Configure SSL for HCD
Configure SSL for Hyper-Converged Database (HCD) by implementing Client Certificate Authentication. Following this approach, each node verifies the service or client making a request against a local truststore to validate that the certificate was issued by a known Certificate Authority (CA).
Create SSL certificates, keystores, and truststores
You can implement SSL using CA signed certificates signed by well-known CAs, or by creating your own root CA. DataStax recommends using certificates signed by a CA to reduce SSL certificate management tasks. However, you can use self-signed certificates with HCD, which supports SSL certificates in local and external keystores.

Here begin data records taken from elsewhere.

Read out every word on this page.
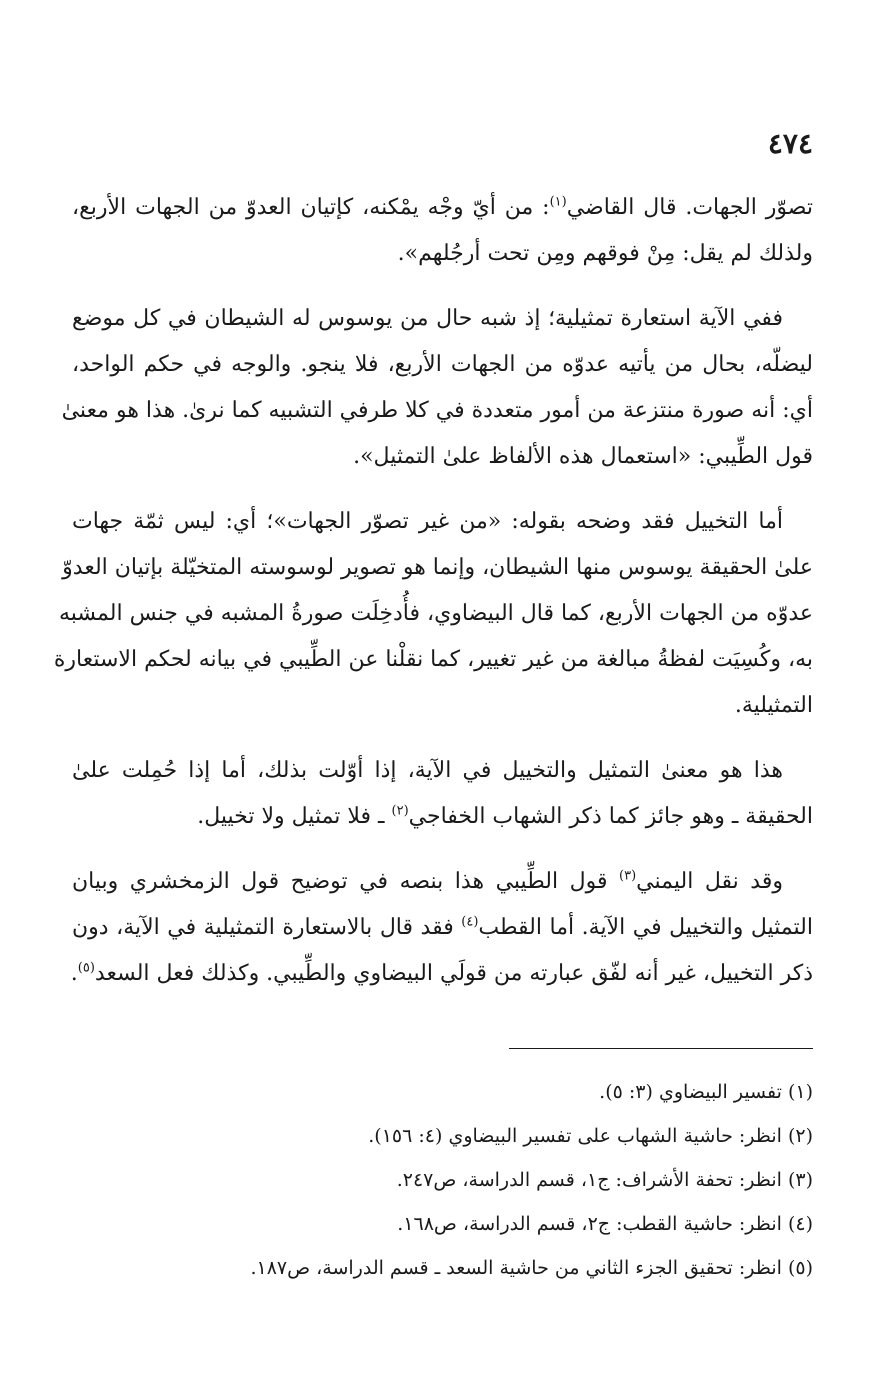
٤٧٤

تصوّر الجهات. قال القاضي$^{(١)}$: من أيّ وجْه يمْكنه، كإتيان العدوّ من الجهات الأربع،
ولذلك لم يقل: مِنْ فوقهم ومِن تحت أرجُلهم».

ففي الآية استعارة تمثيلية؛ إذ شبه حال من يوسوس له الشيطان في كل موضع
ليضلّه، بحال من يأتيه عدوّه من الجهات الأربع، فلا ينجو. والوجه في حكم الواحد،
أي: أنه صورة منتزعة من أمور متعددة في كلا طرفي التشبيه كما نرىٰ. هذا هو معنىٰ
قول الطِّيبي: «استعمال هذه الألفاظ علىٰ التمثيل».

أما التخييل فقد وضحه بقوله: «من غير تصوّر الجهات»؛ أي: ليس ثمّة جهات
علىٰ الحقيقة يوسوس منها الشيطان، وإنما هو تصوير لوسوسته المتخيّلة بإتيان العدوّ
عدوّه من الجهات الأربع، كما قال البيضاوي، فأُدخِلَت صورةُ المشبه في جنس المشبه
به، وكُسِيَت لفظةُ مبالغة من غير تغيير، كما نقلْنا عن الطِّيبي في بيانه لحكم الاستعارة
التمثيلية.

هذا هو معنىٰ التمثيل والتخييل في الآية، إذا أوّلت بذلك، أما إذا حُمِلت علىٰ
الحقيقة ـ وهو جائز كما ذكر الشهاب الخفاجي$^{(٢)}$ ـ فلا تمثيل ولا تخييل.

وقد نقل اليمني$^{(٣)}$ قول الطِّيبي هذا بنصه في توضيح قول الزمخشري وبيان
التمثيل والتخييل في الآية. أما القطب$^{(٤)}$ فقد قال بالاستعارة التمثيلية في الآية، دون
ذكر التخييل، غير أنه لفّق عبارته من قولَي البيضاوي والطِّيبي. وكذلك فعل السعد$^{(٥)}$.

(١) تفسير البيضاوي (٣: ٥).
(٢) انظر: حاشية الشهاب على تفسير البيضاوي (٤: ١٥٦).
(٣) انظر: تحفة الأشراف: ج١، قسم الدراسة، ص٢٤٧.
(٤) انظر: حاشية القطب: ج٢، قسم الدراسة، ص١٦٨.
(٥) انظر: تحقيق الجزء الثاني من حاشية السعد ـ قسم الدراسة، ص١٨٧.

Creating your own CA in a production environments typically involves using an intermediary certificate chain, where the root CA signs one or more intermediate certificates with its private key. These intermediary certificates chain together to link back to the root CA, which owns one or more trusted roots.
Where to configure SSL
HCD supports SSL encryption between nodes (node-to-node communication) and between clients and nodes (client-to-node communication). You can use SSL to encrypt in-flight data for the following HCD services and clients.
HCD services
Use SSL to encrypt data in the following node-to-node connections:
-
HCD Core
-
HCD Search with Apache Solr™
-
HCD Analytics with Apache Spark™
-
HCD Graph
HCD clients
Use SSL to secure connections from a client to the coordinator node to establish client-to-node connections:
-
HCD drivers
-
CQL shell (
cqlsh
) -
DataStax Studio
-
DataStax Bulk Loader
-
DataStax Apache Kafka Connector
-
HCD tools
Configure SSL for HCD
Complete the following following procedures to configure SSL for HCD:
-
Create SSL certificates, keystores, and truststores.
-
Configure SSL for HCD services (node-to-node communication).
-
Configure SSL for HCD clients (client-to-node communication).
After creating the necessary SSL certificates and configuring SSL for HCD services, use cqlsh
to connect to your SSL-enabled cluster.